Retired Lt. Gen. David Deptula, head of the Mitchell Institute for Aerospace Studies, said there is a persistent myth that the Air Force is funded roughly equally with the other service departments, but a much smaller percentage of the defense budget goes toward Air Force capabilities and modernization. That isn’t enough to achieve the airpower capacity the nation needs, he argued.

Rep. Don Bacon, R-Neb., said $38 billion of the $207 billion Air Force budget request for 2021 is pass-through funding. “Most people in Congress don’t realize that.”

Bacon has introduced the Air Force Budget Transparency Act, which would break out that funding and make it part of the Defense-wide budget.

Lawmakers have important decisions to make about resource allocation and military modernization, he noted.

“To make those decisions, you’ve got to know what we’re actually spending. And today that fact is obscured to most because of this pass-through budget,” he said.
Richard McConn, CEO and founder of M International Inc. and chairman emeritus for the National Defense Industrial Association, noted that previous efforts to eliminate the pass-through were unsuccessful.

“We were unable to do it this year,” he said. “Hopefully we can rejuvenate and address this problem at some point in the near future.”

However, there are a number of potential roadblocks and powerful stakeholders with an interest in keeping the status quo.

“We have select intelligence committees that do not want transparency and continue to want to keep this [spy agency] budget hidden, and they prefer for it to be hidden in the Air Force,” he said.

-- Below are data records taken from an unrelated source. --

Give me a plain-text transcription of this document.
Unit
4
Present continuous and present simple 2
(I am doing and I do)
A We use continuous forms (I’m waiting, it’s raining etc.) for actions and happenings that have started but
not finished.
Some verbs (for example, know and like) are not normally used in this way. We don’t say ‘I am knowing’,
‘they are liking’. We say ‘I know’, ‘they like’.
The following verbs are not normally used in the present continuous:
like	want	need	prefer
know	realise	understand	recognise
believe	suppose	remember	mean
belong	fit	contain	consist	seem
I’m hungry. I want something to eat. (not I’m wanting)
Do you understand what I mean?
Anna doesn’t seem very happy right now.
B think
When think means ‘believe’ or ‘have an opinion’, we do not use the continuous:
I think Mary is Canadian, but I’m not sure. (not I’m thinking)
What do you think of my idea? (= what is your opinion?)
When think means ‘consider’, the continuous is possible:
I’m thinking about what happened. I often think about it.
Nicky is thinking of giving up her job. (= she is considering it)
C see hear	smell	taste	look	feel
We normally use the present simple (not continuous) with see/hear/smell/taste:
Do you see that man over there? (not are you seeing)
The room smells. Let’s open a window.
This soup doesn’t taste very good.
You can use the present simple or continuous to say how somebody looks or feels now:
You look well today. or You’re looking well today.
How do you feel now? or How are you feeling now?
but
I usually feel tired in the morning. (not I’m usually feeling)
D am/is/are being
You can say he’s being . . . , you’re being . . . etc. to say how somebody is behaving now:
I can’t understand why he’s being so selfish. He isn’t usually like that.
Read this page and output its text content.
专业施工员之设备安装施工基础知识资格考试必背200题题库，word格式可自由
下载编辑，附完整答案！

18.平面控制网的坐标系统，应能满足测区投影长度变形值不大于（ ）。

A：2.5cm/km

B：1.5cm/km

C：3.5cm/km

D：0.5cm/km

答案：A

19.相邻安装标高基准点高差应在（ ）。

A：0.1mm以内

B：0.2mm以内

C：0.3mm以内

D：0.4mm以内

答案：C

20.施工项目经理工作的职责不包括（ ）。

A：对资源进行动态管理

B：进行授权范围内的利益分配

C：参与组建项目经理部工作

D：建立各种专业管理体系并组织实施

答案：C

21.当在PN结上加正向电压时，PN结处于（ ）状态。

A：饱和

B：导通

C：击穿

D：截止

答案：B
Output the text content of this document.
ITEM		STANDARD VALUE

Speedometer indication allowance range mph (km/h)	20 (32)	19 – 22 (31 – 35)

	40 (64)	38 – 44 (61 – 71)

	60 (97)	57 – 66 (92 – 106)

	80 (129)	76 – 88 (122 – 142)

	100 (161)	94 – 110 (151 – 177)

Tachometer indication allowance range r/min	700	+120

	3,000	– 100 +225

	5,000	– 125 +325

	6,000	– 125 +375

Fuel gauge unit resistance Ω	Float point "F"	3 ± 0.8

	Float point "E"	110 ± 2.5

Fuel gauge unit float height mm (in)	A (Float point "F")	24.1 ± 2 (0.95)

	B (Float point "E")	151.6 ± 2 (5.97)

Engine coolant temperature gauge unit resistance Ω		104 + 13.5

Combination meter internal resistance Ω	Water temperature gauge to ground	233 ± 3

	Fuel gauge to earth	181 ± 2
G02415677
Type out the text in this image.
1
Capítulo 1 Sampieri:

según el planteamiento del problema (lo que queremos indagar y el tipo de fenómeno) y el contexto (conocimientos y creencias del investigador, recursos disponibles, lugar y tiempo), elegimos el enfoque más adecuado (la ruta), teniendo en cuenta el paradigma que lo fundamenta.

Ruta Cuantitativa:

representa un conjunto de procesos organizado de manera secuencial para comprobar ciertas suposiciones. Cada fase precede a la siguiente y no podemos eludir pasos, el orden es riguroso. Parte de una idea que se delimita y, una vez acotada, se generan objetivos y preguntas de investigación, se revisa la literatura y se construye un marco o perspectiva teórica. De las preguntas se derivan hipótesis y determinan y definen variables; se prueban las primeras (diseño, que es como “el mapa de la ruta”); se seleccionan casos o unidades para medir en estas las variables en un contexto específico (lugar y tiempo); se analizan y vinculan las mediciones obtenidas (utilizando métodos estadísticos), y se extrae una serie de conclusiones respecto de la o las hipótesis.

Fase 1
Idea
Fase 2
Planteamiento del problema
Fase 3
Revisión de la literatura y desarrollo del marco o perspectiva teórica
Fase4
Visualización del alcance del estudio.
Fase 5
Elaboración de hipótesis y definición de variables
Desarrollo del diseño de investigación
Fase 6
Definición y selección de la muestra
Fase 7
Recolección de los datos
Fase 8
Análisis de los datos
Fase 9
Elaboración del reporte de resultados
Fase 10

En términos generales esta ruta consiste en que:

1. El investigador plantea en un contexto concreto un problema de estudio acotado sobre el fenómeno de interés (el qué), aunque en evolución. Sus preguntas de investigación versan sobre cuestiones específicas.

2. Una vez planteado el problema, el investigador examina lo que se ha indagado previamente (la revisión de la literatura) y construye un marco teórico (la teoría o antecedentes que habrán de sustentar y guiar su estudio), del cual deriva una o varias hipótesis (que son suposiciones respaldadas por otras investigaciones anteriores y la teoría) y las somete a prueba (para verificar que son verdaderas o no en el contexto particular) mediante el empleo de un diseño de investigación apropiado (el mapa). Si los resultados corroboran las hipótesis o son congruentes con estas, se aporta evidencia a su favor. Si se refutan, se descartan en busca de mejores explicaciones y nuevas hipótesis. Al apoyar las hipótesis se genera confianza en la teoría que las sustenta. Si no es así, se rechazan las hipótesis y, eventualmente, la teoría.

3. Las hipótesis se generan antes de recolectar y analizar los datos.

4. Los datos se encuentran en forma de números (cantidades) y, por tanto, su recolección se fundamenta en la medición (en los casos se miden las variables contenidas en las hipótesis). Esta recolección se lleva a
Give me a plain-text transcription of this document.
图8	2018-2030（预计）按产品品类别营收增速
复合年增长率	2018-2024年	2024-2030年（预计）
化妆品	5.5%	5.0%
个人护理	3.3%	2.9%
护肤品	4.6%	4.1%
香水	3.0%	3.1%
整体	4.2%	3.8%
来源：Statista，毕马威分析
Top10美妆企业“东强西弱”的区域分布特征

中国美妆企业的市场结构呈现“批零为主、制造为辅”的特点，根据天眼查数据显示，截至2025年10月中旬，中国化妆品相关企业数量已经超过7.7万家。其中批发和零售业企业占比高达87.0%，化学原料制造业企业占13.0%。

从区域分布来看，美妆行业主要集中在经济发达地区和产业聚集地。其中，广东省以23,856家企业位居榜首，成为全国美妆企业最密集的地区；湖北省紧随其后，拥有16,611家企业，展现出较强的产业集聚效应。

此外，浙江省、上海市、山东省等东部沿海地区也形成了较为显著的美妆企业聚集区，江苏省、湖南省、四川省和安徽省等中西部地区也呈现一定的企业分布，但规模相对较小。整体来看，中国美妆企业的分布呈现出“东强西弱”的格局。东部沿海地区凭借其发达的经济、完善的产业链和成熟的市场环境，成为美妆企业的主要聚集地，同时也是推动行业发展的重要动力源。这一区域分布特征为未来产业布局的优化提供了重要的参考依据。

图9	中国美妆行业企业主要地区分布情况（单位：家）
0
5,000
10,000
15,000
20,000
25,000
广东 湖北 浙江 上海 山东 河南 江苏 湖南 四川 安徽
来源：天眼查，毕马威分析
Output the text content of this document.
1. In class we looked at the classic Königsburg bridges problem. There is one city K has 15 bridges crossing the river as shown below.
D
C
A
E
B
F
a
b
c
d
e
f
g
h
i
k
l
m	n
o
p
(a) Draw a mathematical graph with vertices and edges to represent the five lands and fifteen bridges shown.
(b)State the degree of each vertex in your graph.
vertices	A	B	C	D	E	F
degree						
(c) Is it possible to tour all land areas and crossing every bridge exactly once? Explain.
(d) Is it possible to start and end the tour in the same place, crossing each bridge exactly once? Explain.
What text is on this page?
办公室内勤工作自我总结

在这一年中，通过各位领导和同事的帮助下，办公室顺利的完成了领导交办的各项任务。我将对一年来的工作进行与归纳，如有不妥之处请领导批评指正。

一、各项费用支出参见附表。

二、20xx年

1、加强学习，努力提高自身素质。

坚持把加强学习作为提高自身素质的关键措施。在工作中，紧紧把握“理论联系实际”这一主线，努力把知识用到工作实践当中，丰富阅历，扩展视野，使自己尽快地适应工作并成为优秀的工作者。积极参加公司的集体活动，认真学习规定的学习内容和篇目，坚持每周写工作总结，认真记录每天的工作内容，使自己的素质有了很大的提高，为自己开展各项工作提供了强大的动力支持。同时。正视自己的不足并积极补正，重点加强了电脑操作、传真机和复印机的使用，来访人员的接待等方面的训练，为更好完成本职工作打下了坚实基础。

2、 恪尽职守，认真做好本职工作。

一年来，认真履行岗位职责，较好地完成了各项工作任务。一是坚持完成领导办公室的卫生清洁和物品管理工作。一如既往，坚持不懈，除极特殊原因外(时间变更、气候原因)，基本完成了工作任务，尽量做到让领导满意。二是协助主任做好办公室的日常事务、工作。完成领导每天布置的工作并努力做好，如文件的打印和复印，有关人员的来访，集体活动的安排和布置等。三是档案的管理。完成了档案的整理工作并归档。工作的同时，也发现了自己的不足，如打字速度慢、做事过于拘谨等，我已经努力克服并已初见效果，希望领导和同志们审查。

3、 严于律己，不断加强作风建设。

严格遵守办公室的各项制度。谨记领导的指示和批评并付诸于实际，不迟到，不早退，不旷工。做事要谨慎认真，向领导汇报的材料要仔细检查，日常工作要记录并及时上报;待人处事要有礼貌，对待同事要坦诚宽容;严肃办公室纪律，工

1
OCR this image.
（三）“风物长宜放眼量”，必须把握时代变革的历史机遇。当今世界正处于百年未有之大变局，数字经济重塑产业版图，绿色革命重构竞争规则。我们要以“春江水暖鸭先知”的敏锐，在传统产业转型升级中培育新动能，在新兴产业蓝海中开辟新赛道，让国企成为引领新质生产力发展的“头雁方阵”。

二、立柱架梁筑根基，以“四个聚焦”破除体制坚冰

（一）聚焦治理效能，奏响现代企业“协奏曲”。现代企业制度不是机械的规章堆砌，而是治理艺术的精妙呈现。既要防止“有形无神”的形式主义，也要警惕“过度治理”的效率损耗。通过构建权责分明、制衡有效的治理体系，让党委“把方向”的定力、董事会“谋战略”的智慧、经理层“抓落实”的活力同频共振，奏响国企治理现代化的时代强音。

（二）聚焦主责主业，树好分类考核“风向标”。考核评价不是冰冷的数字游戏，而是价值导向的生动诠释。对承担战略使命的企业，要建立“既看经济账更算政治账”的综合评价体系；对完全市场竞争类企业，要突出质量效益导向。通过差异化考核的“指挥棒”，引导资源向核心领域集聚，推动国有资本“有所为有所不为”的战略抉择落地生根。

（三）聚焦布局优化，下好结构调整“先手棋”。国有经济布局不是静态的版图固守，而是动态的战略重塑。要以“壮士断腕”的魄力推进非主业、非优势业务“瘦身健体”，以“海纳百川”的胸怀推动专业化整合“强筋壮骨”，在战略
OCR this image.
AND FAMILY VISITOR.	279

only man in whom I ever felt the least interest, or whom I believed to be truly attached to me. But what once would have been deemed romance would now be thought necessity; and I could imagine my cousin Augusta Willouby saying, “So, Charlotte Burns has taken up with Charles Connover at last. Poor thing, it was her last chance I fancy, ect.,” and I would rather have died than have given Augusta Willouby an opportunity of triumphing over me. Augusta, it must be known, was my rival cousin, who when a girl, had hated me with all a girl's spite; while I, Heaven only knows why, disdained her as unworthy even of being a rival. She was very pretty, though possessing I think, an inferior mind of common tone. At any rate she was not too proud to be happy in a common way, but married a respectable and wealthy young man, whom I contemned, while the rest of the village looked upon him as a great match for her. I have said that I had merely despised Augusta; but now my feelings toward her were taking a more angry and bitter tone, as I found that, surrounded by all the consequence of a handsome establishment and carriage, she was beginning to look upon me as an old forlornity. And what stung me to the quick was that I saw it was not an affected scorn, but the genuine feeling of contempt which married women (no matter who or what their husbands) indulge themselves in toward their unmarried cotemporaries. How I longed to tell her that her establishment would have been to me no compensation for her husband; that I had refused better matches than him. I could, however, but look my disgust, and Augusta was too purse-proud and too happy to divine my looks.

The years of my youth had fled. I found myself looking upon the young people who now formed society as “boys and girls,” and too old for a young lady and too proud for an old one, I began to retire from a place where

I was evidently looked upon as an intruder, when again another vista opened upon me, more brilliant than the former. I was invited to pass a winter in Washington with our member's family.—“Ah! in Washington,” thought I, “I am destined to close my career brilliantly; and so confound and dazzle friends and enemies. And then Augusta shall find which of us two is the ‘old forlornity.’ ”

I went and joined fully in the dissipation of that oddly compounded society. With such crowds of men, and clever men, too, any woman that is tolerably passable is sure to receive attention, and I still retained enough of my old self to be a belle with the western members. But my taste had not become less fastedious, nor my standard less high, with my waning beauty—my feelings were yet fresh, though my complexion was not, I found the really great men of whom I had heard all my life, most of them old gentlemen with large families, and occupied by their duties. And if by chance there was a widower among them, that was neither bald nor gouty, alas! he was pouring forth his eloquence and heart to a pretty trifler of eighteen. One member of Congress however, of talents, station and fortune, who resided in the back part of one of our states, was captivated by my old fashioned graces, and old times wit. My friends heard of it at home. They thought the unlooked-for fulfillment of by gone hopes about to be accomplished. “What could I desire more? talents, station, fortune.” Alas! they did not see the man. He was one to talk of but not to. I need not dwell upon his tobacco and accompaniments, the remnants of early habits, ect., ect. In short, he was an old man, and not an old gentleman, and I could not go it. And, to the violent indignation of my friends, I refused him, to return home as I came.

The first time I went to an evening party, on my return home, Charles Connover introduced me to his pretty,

The White House and the Office of Management and Budget may not be willing to go along with the change, McConn noted.

Then there’s the ever-present factor of inter-service rivalry and competition for limited resources. The Army and Navy departments might not want to see the pass-through budget moved if it could lead to a plus-up in the true Air Force budget at their own expense.

“Every service is out there to justify its share,” McConn said. “I don’t feel optimistic that no matter who is elected Nov. 3rd, that we’re going to see an increase in defense budgets. So in a zero-sum game, there’s going to be some inter-service rivalry and competition, and understandably so.”